Elevating the expression of microRNAs with tumor suppressive roles is a strategy to restore tumor inhibitory functions in the cell. This can be achieved through the use of viral or liposomal delivery mechanisms [64, 65]. Several microRNAs have been introduced to cells via this methodology, including miR-34, miR-15, miR-16 and let-7 [66‐69]. Systemic administration of miR-26, a tumor suppressive microRNA in HCC, using adenovirus-associated virus (AAV) in an animal model of HCC, results in inhibition of cell proliferation and tumor-specific apoptosis [70]. This approach reduces toxicity since AAV vectors do not integrate into the host genome and eventually are eliminated. Although viral vector-directed methods show high gene transfer efficiency, they lack tumor targeting and residual viral elements can elicit immunonogenic effects. This has led to the development of non-viral methods of gene transfer such as cationic liposome mediated systems. These lipoplexes are promising, but they lack tumor specificity and have relatively low transfection efficiency when compared to viral vectors.
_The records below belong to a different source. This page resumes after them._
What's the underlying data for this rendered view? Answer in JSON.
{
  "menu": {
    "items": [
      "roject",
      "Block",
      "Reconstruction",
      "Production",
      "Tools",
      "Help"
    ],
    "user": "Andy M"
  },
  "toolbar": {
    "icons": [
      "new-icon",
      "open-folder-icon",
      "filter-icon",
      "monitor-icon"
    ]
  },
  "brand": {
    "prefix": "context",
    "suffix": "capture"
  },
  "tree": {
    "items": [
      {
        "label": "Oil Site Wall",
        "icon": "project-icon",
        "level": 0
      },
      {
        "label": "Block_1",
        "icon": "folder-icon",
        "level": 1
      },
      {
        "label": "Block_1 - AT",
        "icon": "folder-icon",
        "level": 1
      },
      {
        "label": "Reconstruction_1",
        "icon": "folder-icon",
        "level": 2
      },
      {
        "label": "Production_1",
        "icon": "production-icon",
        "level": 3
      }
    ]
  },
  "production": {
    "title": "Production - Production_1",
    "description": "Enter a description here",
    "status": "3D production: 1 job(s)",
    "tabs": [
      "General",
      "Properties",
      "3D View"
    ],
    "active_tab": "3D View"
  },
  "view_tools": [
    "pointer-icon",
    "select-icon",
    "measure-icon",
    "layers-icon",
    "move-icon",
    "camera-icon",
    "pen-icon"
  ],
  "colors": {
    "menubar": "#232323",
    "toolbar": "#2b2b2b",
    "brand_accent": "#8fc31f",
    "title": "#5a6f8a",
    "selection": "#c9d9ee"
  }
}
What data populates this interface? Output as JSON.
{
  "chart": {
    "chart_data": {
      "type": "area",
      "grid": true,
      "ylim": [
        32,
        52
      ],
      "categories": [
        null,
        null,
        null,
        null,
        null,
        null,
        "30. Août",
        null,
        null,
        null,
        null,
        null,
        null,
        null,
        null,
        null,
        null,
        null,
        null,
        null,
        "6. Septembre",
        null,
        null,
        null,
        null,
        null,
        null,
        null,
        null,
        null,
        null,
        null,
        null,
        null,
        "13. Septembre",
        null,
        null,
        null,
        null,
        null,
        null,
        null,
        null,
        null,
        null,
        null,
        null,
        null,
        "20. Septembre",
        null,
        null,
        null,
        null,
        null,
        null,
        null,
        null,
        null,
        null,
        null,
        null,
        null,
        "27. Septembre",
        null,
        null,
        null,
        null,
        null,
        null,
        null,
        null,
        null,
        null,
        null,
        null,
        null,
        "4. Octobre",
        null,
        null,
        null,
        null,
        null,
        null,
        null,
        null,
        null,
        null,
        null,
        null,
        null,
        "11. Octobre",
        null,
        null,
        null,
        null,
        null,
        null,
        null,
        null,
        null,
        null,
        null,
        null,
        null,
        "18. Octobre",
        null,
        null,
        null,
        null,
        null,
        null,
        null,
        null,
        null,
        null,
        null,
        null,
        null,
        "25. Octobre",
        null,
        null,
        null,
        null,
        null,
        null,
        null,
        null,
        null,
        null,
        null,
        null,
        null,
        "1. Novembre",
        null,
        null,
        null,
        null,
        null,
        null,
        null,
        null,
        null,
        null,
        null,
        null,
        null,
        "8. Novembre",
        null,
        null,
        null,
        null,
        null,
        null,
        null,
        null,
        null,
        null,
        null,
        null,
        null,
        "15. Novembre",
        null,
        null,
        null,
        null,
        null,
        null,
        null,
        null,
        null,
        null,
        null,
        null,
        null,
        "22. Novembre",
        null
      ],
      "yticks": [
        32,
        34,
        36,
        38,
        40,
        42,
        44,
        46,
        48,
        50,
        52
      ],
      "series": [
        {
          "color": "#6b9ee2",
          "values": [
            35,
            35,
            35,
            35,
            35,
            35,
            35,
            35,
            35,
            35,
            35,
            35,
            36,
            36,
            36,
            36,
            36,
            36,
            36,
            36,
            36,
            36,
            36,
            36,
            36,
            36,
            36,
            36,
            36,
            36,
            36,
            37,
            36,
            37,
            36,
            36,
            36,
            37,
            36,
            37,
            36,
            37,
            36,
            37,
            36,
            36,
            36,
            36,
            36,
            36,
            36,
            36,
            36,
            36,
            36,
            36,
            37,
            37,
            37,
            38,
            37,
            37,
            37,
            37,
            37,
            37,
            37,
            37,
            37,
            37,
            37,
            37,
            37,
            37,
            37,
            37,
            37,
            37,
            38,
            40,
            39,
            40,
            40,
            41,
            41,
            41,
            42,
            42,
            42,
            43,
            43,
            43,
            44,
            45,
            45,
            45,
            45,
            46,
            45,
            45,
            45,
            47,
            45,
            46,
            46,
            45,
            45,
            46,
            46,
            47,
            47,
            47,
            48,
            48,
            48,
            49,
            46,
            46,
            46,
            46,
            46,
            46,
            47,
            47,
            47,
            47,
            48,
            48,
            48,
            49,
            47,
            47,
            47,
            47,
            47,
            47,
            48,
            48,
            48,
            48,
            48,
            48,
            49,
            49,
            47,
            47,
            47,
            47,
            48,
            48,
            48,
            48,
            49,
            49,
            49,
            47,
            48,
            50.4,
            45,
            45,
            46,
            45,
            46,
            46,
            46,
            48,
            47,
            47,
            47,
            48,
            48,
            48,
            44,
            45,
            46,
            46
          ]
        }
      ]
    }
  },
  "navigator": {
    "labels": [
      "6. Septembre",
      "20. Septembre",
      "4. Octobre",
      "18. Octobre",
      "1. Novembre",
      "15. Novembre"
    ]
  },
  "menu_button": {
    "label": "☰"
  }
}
MicroRNA mimics have also been used to increase microRNA expression. These small, chemically modified double-stranded RNA molecules mimic endogenous mature microRNA. These mimics are now commercially available and promising results have been reported with systemic delivery methods using lipid and polymer-based nanoparticles [71‐73]. Since these mimics do not have vector-based toxicity, they are promising tools for therapeutic treatment of tumors.